Jacob-Jan Esmeijer

Personal information
- Full name: Jacob-Jan Esmeijer
- Born: May 27, 1972 (age 54)
- Batting: Right-handed
- Bowling: Slow left-arm orthodox

International information
- National side: Netherlands (2002-2003);
- ODI debut (cap 15): 16 September 2002 v Sri Lanka
- Last ODI: 3 March 2003 v Namibia

Career statistics
| Competition | ODI | FC | LA |
| Matches | 6 | 2 | 21 |
| Runs scored | 10 | 37 | 164 |
| Batting average | 2.50 | 12.33 | 12.61 |
| 100s/50s | 0/0 | 0/0 | 0/0 |
| Top score | 7 | 23 | 39 |
| Balls bowled | 228 | 162 | 822 |
| Wickets | 0 | 1 | 14 |
| Bowling average | - | 107.00 | 48.78 |
| 5 wickets in innings | 0 | 0 | 0 |
| 10 wickets in match | 0 | 0 | 0 |
| Best bowling | 0/16 | 1/51 | 3/36 |
| Catches/stumpings | 3/0 | 1/0 | 7/0 |
- Source: Cricinfo, 16 May 2017

= Jacob-Jan Esmeijer =

Dutch cricketer (born 1972)

Jacob-Jan Esmeijer also simply known as JJ Esmeijer (born May 28, 1972, in Rotterdam, South Holland) is a Dutch former cricketer.
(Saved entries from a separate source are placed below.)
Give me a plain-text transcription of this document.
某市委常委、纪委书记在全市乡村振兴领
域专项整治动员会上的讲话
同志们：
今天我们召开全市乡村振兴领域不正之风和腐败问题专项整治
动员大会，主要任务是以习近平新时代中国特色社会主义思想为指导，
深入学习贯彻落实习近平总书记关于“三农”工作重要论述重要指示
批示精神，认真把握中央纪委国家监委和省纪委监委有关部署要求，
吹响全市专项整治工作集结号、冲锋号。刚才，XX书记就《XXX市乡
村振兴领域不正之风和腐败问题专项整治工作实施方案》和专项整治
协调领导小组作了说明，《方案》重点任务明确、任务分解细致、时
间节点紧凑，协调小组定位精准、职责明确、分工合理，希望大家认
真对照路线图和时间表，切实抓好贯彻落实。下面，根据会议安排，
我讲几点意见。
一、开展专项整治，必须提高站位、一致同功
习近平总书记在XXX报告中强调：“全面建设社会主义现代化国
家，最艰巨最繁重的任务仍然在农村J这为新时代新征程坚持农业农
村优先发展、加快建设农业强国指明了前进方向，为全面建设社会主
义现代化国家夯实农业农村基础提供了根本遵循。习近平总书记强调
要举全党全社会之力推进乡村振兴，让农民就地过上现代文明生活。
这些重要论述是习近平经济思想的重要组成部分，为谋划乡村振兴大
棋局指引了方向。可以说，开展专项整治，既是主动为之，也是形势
He is a right-handed batsman and a slow left-arm bowler. Esmeijer has played for Somerset's second XI.

==International career==
He was the Netherlands' top spin-bowler at the 2003 Cricket World Cup. Although he bowled with good control and an excellent (for an Associate-level spinner) economy rate of 5 runs per over, he was unlucky not to capture a wicket in any of the 4 matches he played in that tournament.